Label consistency: when a grain-boundary image is rotated 45°, the segmentation mask must be rotated by exactly the same 45°. Top row (left to right): original image, original mask, rotated image (45°). Bottom row: correct — rotated mask (same 45°, joint transform); wrong — un-rotated mask paired with the rotated image, producing misaligned ground truth.

On-the-fly (preferred): sample a new random transform per batch — the network never sees exactly the same pixels twice. Near-infinite effective dataset from 50 images.
Offline augmentation: pre-generate augmented images on disk. Faster per epoch but with a fixed set that the network will eventually memorise over many epochs. Use only when augmentation is computationally expensive (e.g. physics rendering).
The rule: augment AFTER splitting by specimen. Augment only the training set. Never augment before the train/test split — an image and its rotation must not land on both sides of the split.

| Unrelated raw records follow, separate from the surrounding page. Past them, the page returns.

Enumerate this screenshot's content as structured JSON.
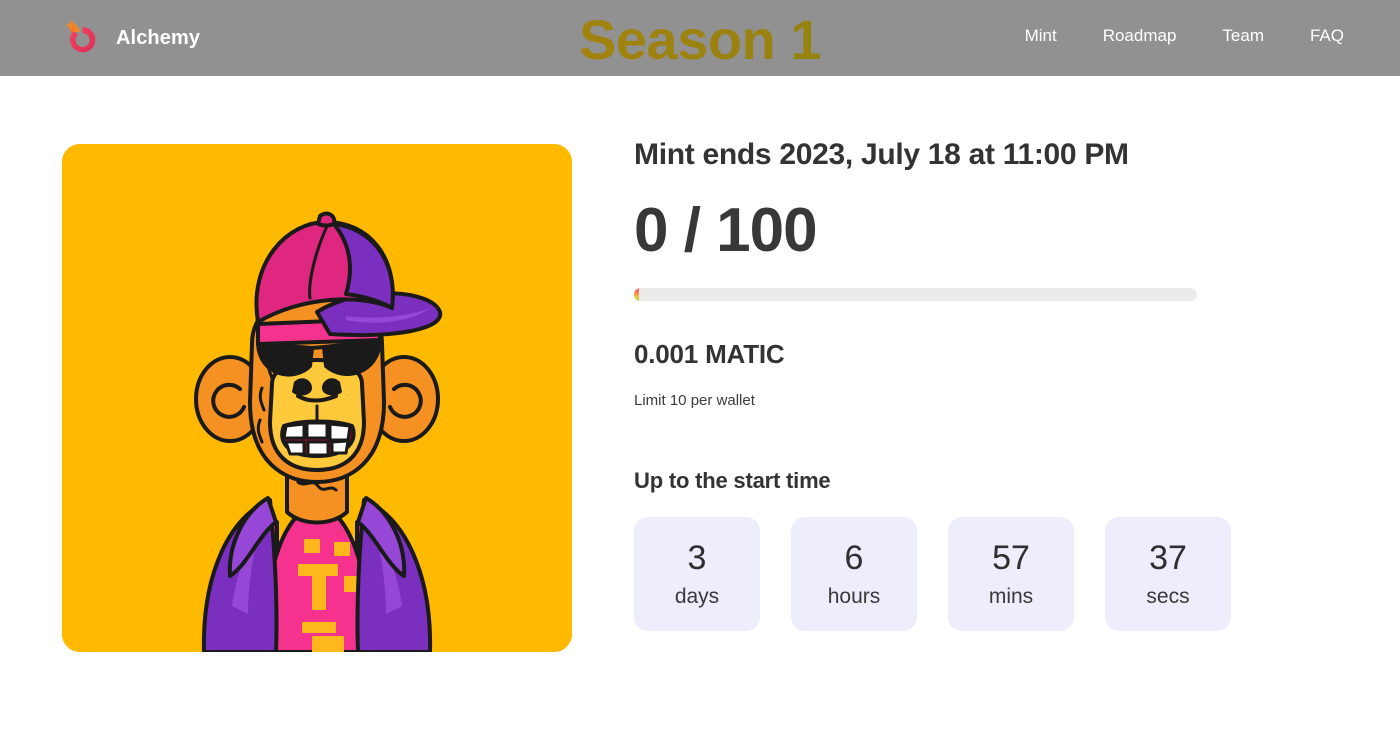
{
  "header": {
    "brand_name": "Alchemy",
    "logo_icon": "alchemy-flame-logo",
    "season_title": "Season 1",
    "nav": [
      {
        "label": "Mint"
      },
      {
        "label": "Roadmap"
      },
      {
        "label": "Team"
      },
      {
        "label": "FAQ"
      }
    ],
    "background_color": "#919191",
    "title_gradient_from": "#c2780f",
    "title_gradient_to": "#8a8a10"
  },
  "nft": {
    "alt": "bored-ape-nft-artwork",
    "background_color": "#ffba00",
    "traits": {
      "fur": "orange",
      "hat": "pink-purple-cap",
      "eyes": "black-sunglasses",
      "mouth": "grin-teeth",
      "clothes": "purple-vest-pink-shirt"
    }
  },
  "mint": {
    "deadline_text": "Mint ends 2023, July 18 at 11:00 PM",
    "minted_count": "0 / 100",
    "progress_percent": 0,
    "progress_track_color": "#ebebeb",
    "price": "0.001 MATIC",
    "limit_text": "Limit 10 per wallet"
  },
  "countdown": {
    "heading": "Up to the start time",
    "box_color": "#ededfb",
    "units": [
      {
        "value": "3",
        "label": "days"
      },
      {
        "value": "6",
        "label": "hours"
      },
      {
        "value": "57",
        "label": "mins"
      },
      {
        "value": "37",
        "label": "secs"
      }
    ]
  }
}
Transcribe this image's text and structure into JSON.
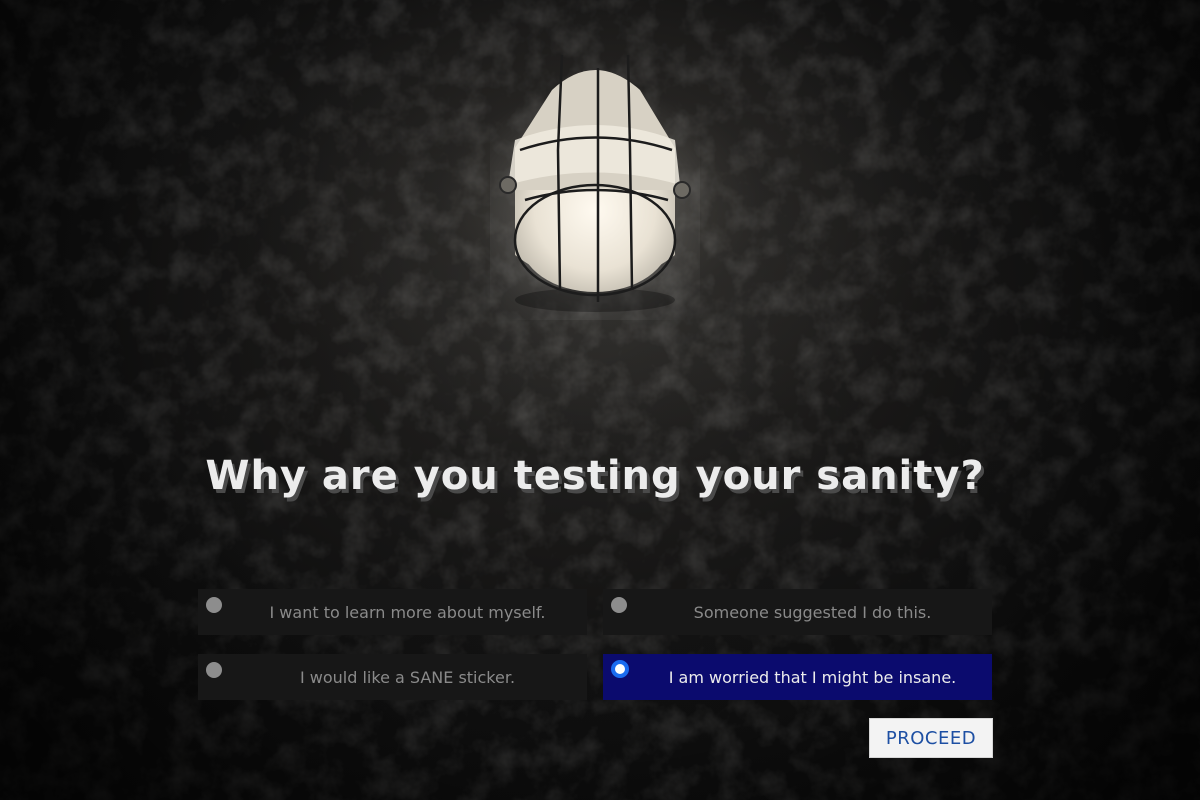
{
  "background": {
    "image": "dark-concrete-wall-with-caged-bulkhead-lamp"
  },
  "question": {
    "text": "Why are you testing your sanity?"
  },
  "options": [
    {
      "label": "I want to learn more about myself.",
      "selected": false
    },
    {
      "label": "Someone suggested I do this.",
      "selected": false
    },
    {
      "label": "I would like a SANE sticker.",
      "selected": false
    },
    {
      "label": "I am worried that I might be insane.",
      "selected": true
    }
  ],
  "actions": {
    "proceed_label": "PROCEED"
  },
  "colors": {
    "selected_option": "#0b0b6e",
    "radio_accent": "#1a6cf0",
    "button_text": "#1d4fa3"
  }
}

The split-first ordering is the single most common validation error in augmentation pipelines. Name it explicitly: “augmentation leakage” — a rotated copy of a training image ending up in the test set. The test performance then measures memorisation recall, not generalisation.
The practical rule for the exam: SPLIT (by specimen), THEN augment. Never the reverse.
The one point to land: on-the-fly augmentation on 50 images gives near-infinite diversity because the random parameters are resampled each epoch. Offline augmentation on the same 50 images, say 10 variants each, gives 500 frozen images the network will memorise in a few hundred epochs.
EM anchor: five specimens × 10 crops = 50 images. Wrong: split 40 random crops / 10 random crops → every specimen on both sides → the model learns specimen identity. Right: split 3 specimens / 2 specimens → never seen any crop from test specimens. Then augment the 30 training crops to 300+.
Transition: “Augmentation makes the most of data we have. Transfer learning brings in knowledge from outside.”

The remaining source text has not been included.